School of forestry and environmental studies

School Notes: School of the Environment
May/June 2010

Ingrid C. “Indy” Burke | http://environment.yale.edu

When measuring air pollution’s effect, it’s all about location

Where air pollution occurs can greatly affect its economic consequences, according to research conducted by an environment school professor and a colleague. Robert Mendelsohn ’78PhD, Edwin Weyerhaeuser Davis Professor of Forest Policy, and Nicholas Muller ’07PhD, an economics professor at Middlebury College, examined the costs of the damages caused by air pollution emissions at various locations. They found that air pollution has something oddly in common with real estate: “It’s all about location, location, location,” Mendelsohn said. “Just like where a house is located makes a big difference in its value, a polluter’s location can make a huge difference in terms of the economic consequences of its emissions.”

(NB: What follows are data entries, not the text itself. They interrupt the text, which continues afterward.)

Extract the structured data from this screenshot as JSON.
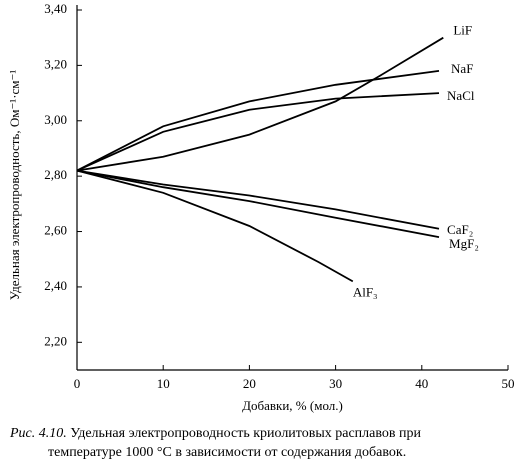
{
  "chart_data": {
    "type": "line",
    "ylabel": "Удельная электропроводность, Ом⁻¹·см⁻¹",
    "xlabel": "Добавки, % (мол.)",
    "caption_label": "Рис. 4.10.",
    "caption_lines": [
      "Удельная электропроводность криолитовых расплавов при",
      "температуре 1000 °C в зависимости от содержания добавок."
    ],
    "xlim": [
      0,
      50
    ],
    "xticks": [
      0,
      10,
      20,
      30,
      40,
      50
    ],
    "ylim": [
      2.1,
      3.4
    ],
    "yticks": [
      {
        "value": 2.2,
        "label": "2,20"
      },
      {
        "value": 2.4,
        "label": "2,40"
      },
      {
        "value": 2.6,
        "label": "2,60"
      },
      {
        "value": 2.8,
        "label": "2,80"
      },
      {
        "value": 3.0,
        "label": "3,00"
      },
      {
        "value": 3.2,
        "label": "3,20"
      },
      {
        "value": 3.4,
        "label": "3,40"
      }
    ],
    "series": [
      {
        "name": "LiF",
        "color": "#000000",
        "x": [
          0,
          10,
          20,
          30,
          35,
          42.5
        ],
        "values": [
          2.82,
          2.87,
          2.95,
          3.07,
          3.16,
          3.3
        ]
      },
      {
        "name": "NaF",
        "color": "#000000",
        "x": [
          0,
          10,
          20,
          30,
          42
        ],
        "values": [
          2.82,
          2.98,
          3.07,
          3.13,
          3.18
        ]
      },
      {
        "name": "NaCl",
        "color": "#000000",
        "x": [
          0,
          10,
          20,
          30,
          42
        ],
        "values": [
          2.82,
          2.96,
          3.04,
          3.08,
          3.1
        ]
      },
      {
        "name": "CaF₂",
        "color": "#000000",
        "x": [
          0,
          10,
          20,
          30,
          42
        ],
        "values": [
          2.82,
          2.77,
          2.73,
          2.68,
          2.61
        ]
      },
      {
        "name": "MgF₂",
        "color": "#000000",
        "x": [
          0,
          10,
          20,
          30,
          42
        ],
        "values": [
          2.82,
          2.76,
          2.71,
          2.65,
          2.58
        ]
      },
      {
        "name": "AlF₃",
        "color": "#000000",
        "x": [
          0,
          10,
          20,
          28,
          32
        ],
        "values": [
          2.82,
          2.74,
          2.62,
          2.49,
          2.42
        ]
      }
    ]
  }
}
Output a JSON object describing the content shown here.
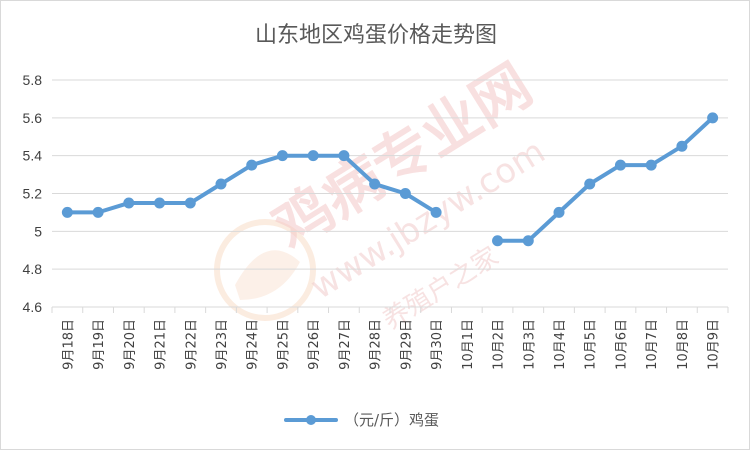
{
  "chart_data": {
    "type": "line",
    "title": "山东地区鸡蛋价格走势图",
    "categories": [
      "9月18日",
      "9月19日",
      "9月20日",
      "9月21日",
      "9月22日",
      "9月23日",
      "9月24日",
      "9月25日",
      "9月26日",
      "9月27日",
      "9月28日",
      "9月29日",
      "9月30日",
      "10月1日",
      "10月2日",
      "10月3日",
      "10月4日",
      "10月5日",
      "10月6日",
      "10月7日",
      "10月8日",
      "10月9日"
    ],
    "series": [
      {
        "name": "（元/斤）鸡蛋",
        "values": [
          5.1,
          5.1,
          5.15,
          5.15,
          5.15,
          5.25,
          5.35,
          5.4,
          5.4,
          5.4,
          5.25,
          5.2,
          5.1,
          null,
          4.95,
          4.95,
          5.1,
          5.25,
          5.35,
          5.35,
          5.45,
          5.6
        ]
      }
    ],
    "ylim": [
      4.6,
      5.8
    ],
    "yticks": [
      4.6,
      4.8,
      5,
      5.2,
      5.4,
      5.6,
      5.8
    ],
    "ytick_labels": [
      "4.6",
      "4.8",
      "5",
      "5.2",
      "5.4",
      "5.6",
      "5.8"
    ],
    "xlabel": "",
    "ylabel": "",
    "grid": true,
    "legend_position": "bottom",
    "colors": {
      "series": "#5b9bd5",
      "grid": "#d9d9d9",
      "text": "#595959"
    }
  },
  "watermark": {
    "main": "鸡病专业网",
    "url": "www.jbzyw.com",
    "sub": "养殖户之家"
  }
}
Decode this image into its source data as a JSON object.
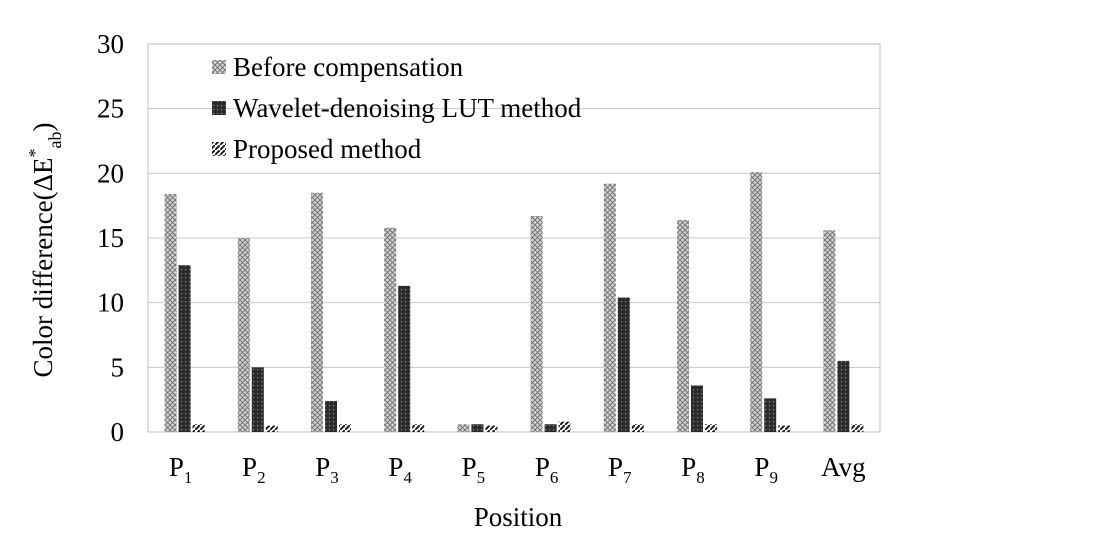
{
  "chart_data": {
    "type": "bar",
    "title": "",
    "xlabel": "Position",
    "ylabel": "Color difference(ΔE*ab)",
    "ylim": [
      0,
      30
    ],
    "yticks": [
      0,
      5,
      10,
      15,
      20,
      25,
      30
    ],
    "grid": true,
    "legend_position": "top-left",
    "categories": [
      {
        "main": "P",
        "sub": "1"
      },
      {
        "main": "P",
        "sub": "2"
      },
      {
        "main": "P",
        "sub": "3"
      },
      {
        "main": "P",
        "sub": "4"
      },
      {
        "main": "P",
        "sub": "5"
      },
      {
        "main": "P",
        "sub": "6"
      },
      {
        "main": "P",
        "sub": "7"
      },
      {
        "main": "P",
        "sub": "8"
      },
      {
        "main": "P",
        "sub": "9"
      },
      {
        "main": "Avg",
        "sub": ""
      }
    ],
    "series": [
      {
        "name": "Before compensation",
        "pattern": "crosshatch",
        "values": [
          18.4,
          15.0,
          18.5,
          15.8,
          0.6,
          16.7,
          19.2,
          16.4,
          20.1,
          15.6
        ]
      },
      {
        "name": "Wavelet-denoising LUT method",
        "pattern": "dark",
        "values": [
          12.9,
          5.0,
          2.4,
          11.3,
          0.6,
          0.6,
          10.4,
          3.6,
          2.6,
          5.5
        ]
      },
      {
        "name": "Proposed method",
        "pattern": "diagonal",
        "values": [
          0.6,
          0.5,
          0.6,
          0.6,
          0.5,
          0.8,
          0.6,
          0.6,
          0.5,
          0.6
        ]
      }
    ]
  }
}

As an example, they estimate that an extra ton of a single pollutant, sulfur dioxide, spewed from a power plant in, say, parts of the New York metropolitan area would cost society 50 times more than that same ton emitted in the rural Pacific Northwest. Most of that cost involves harm to human health, although the two economists also considered other factors, including the known damage that pollution can do to crops, forests, and man-made materials. Mendelsohn and Muller propose a new era of pollution regulation that takes into account these differences. The research was published in the December 2009 issue of the American Economic Review.

Online magazine wins national award

Yale Environment 360, the environment school’s online magazine, has won the award for best video in the 2010 National Magazine Awards for Digital Media, for an original report that it produced and posted on the site about mountaintop removal coal mining in Appalachia.

The video, Leveling Appalachia: The Legacy of Mountaintop Removal Mining, was one of five finalists in the video category that included National Geographic and the New York Times style magazine. Directed by Chad Stevens and produced by Yale Environment 360 and the multimedia company Media Storm, the 20-minute video depicts the enormous environmental and human costs of mountaintop removal mining. The practice, which involves blasting the tops off mountains to get at the coal seams below, has destroyed or severely damaged more than a million acres of Appalachian forest, buried nearly 2,000 miles of streams in mining debris, contaminated water supplies, and driven some local residents from their homes.

Launched in June 2008, Yale Environment 360 was one of just six online-only magazines to receive a nomination as a finalist for this year’s National Magazine Awards, which are regarded as the most prestigious awards in magazine publishing.